Fig. 1.

LsDorsal knockdown promotes RSV replication and transmission in L. striatellus. (A and B) Detection for the transcript levels of LsDorsal injected with crude extracts of RSV-free and RSV-infected L. striatellus at various time points. (C–E) Effects of LsDorsal knockdown on the expression levels of RSV-NP in L. striatellus treated with dsLsDorsal and RSV crude extracts for transcripts at 3 and 6 dpi (C), protein at 6 dpi (D), and ratio of virus acquisition (3 dpi) and transmission (E). (F) Immunofluorescence staining of RSV NP in the SG and ovary of L. striatellus at 6 dpi after treatment with dsGFP or dsLsDorsal and RSV crude extracts. (Scale bar, 50 μm.) (G) Identification of Dorsal phosphorylation site in L. striatellus based on its homologous to Rel (Homo sapiens) and p65 (Drosophila melanogaster). (H) Phosphorylation level of Dorsal protein in the nucleus of L. striatellus at different time points after RSV infection. “VF 3 dpi” indicated that nonviruliferous L. striatellus were injected with RSV-free insect crude extracts for 3 d. “RSV 3 dpi” and “RSV 6 dpi” indicated that nonviruliferous L. striatellus were injected with RSV-infected insect crude extracts for 3 d and 6 d, respectively.

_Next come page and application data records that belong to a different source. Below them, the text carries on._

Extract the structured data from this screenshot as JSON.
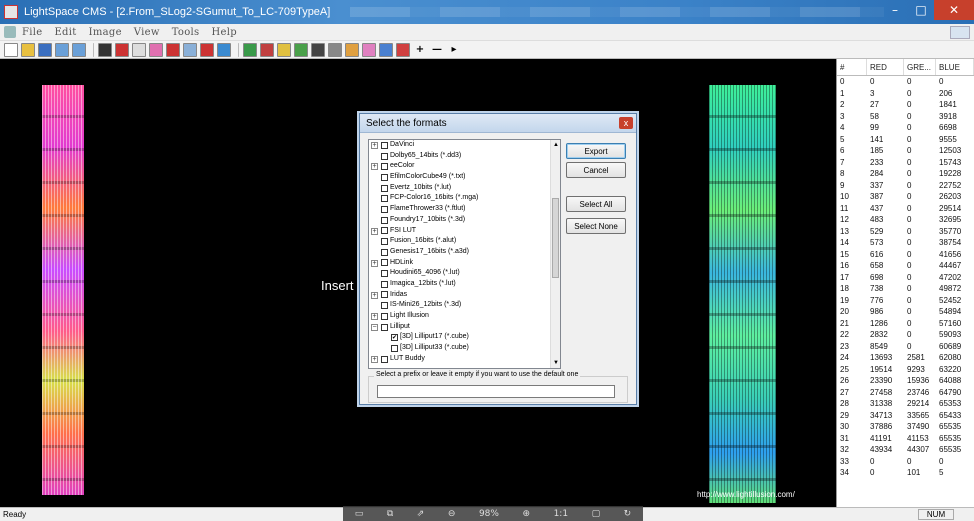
{
  "window": {
    "title": "LightSpace CMS - [2.From_SLog2-SGumut_To_LC-709TypeA]",
    "min": "–",
    "max": "□",
    "close": "✕"
  },
  "menu": [
    "File",
    "Edit",
    "Image",
    "View",
    "Tools",
    "Help"
  ],
  "toolbar": {
    "plus": "+",
    "minus": "—",
    "more": "▸"
  },
  "canvas": {
    "insert_text": "Insert",
    "url": "http://www.lightillusion.com/"
  },
  "dialog": {
    "title": "Select the formats",
    "close": "x",
    "export": "Export",
    "cancel": "Cancel",
    "select_all": "Select All",
    "select_none": "Select None",
    "prefix_label": "Select a prefix or leave it empty if you want to use the default one",
    "prefix_value": "",
    "items": [
      {
        "label": "DaVinci",
        "expander": "+",
        "indent": 0,
        "checked": false
      },
      {
        "label": "Dolby65_14bits (*.dd3)",
        "expander": "",
        "indent": 1,
        "checked": false
      },
      {
        "label": "eeColor",
        "expander": "+",
        "indent": 0,
        "checked": false
      },
      {
        "label": "EfilmColorCube49 (*.txt)",
        "expander": "",
        "indent": 1,
        "checked": false
      },
      {
        "label": "Evertz_10bits (*.lut)",
        "expander": "",
        "indent": 1,
        "checked": false
      },
      {
        "label": "FCP-Color16_16bits (*.mga)",
        "expander": "",
        "indent": 1,
        "checked": false
      },
      {
        "label": "FlameThrower33 (*.ftlut)",
        "expander": "",
        "indent": 1,
        "checked": false
      },
      {
        "label": "Foundry17_10bits (*.3d)",
        "expander": "",
        "indent": 1,
        "checked": false
      },
      {
        "label": "FSI LUT",
        "expander": "+",
        "indent": 0,
        "checked": false
      },
      {
        "label": "Fusion_16bits (*.alut)",
        "expander": "",
        "indent": 1,
        "checked": false
      },
      {
        "label": "Genesis17_16bits (*.a3d)",
        "expander": "",
        "indent": 1,
        "checked": false
      },
      {
        "label": "HDLink",
        "expander": "+",
        "indent": 0,
        "checked": false
      },
      {
        "label": "Houdini65_4096 (*.lut)",
        "expander": "",
        "indent": 1,
        "checked": false
      },
      {
        "label": "Imagica_12bits (*.lut)",
        "expander": "",
        "indent": 1,
        "checked": false
      },
      {
        "label": "Iridas",
        "expander": "+",
        "indent": 0,
        "checked": false
      },
      {
        "label": "IS-Mini26_12bits (*.3d)",
        "expander": "",
        "indent": 1,
        "checked": false
      },
      {
        "label": "Light Illusion",
        "expander": "+",
        "indent": 0,
        "checked": false
      },
      {
        "label": "Lilliput",
        "expander": "−",
        "indent": 0,
        "checked": false
      },
      {
        "label": "[3D] Lilliput17 (*.cube)",
        "expander": "",
        "indent": 2,
        "checked": true
      },
      {
        "label": "[3D] Lilliput33 (*.cube)",
        "expander": "",
        "indent": 2,
        "checked": false
      },
      {
        "label": "LUT Buddy",
        "expander": "+",
        "indent": 0,
        "checked": false
      }
    ]
  },
  "table": {
    "headers": [
      "#",
      "RED",
      "GRE...",
      "BLUE"
    ],
    "rows": [
      [
        "0",
        "0",
        "0",
        "0"
      ],
      [
        "1",
        "3",
        "0",
        "206"
      ],
      [
        "2",
        "27",
        "0",
        "1841"
      ],
      [
        "3",
        "58",
        "0",
        "3918"
      ],
      [
        "4",
        "99",
        "0",
        "6698"
      ],
      [
        "5",
        "141",
        "0",
        "9555"
      ],
      [
        "6",
        "185",
        "0",
        "12503"
      ],
      [
        "7",
        "233",
        "0",
        "15743"
      ],
      [
        "8",
        "284",
        "0",
        "19228"
      ],
      [
        "9",
        "337",
        "0",
        "22752"
      ],
      [
        "10",
        "387",
        "0",
        "26203"
      ],
      [
        "11",
        "437",
        "0",
        "29514"
      ],
      [
        "12",
        "483",
        "0",
        "32695"
      ],
      [
        "13",
        "529",
        "0",
        "35770"
      ],
      [
        "14",
        "573",
        "0",
        "38754"
      ],
      [
        "15",
        "616",
        "0",
        "41656"
      ],
      [
        "16",
        "658",
        "0",
        "44467"
      ],
      [
        "17",
        "698",
        "0",
        "47202"
      ],
      [
        "18",
        "738",
        "0",
        "49872"
      ],
      [
        "19",
        "776",
        "0",
        "52452"
      ],
      [
        "20",
        "986",
        "0",
        "54894"
      ],
      [
        "21",
        "1286",
        "0",
        "57160"
      ],
      [
        "22",
        "2832",
        "0",
        "59093"
      ],
      [
        "23",
        "8549",
        "0",
        "60689"
      ],
      [
        "24",
        "13693",
        "2581",
        "62080"
      ],
      [
        "25",
        "19514",
        "9293",
        "63220"
      ],
      [
        "26",
        "23390",
        "15936",
        "64088"
      ],
      [
        "27",
        "27458",
        "23746",
        "64790"
      ],
      [
        "28",
        "31338",
        "29214",
        "65353"
      ],
      [
        "29",
        "34713",
        "33565",
        "65433"
      ],
      [
        "30",
        "37886",
        "37490",
        "65535"
      ],
      [
        "31",
        "41191",
        "41153",
        "65535"
      ],
      [
        "32",
        "43934",
        "44307",
        "65535"
      ],
      [
        "33",
        "0",
        "0",
        "0"
      ],
      [
        "34",
        "0",
        "101",
        "5"
      ]
    ]
  },
  "status": {
    "left": "Ready",
    "num": "NUM"
  },
  "viewer": {
    "zoom": "98%",
    "one_to_one": "1:1"
  }
}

H3 and GAPDH antibodies represent specific marker of the cell nucleus and cytoplasm, respectively. Three biological replicates were performed for each of the experiment (10 to 15 L. striatellus for each of the replicate). The t test method was used for significance analysis. * represents significant difference (P < 0.05), ** and *** represent extremely significant difference (P < 0.01 and P < 0.001). The error bars represent the SE of the mean.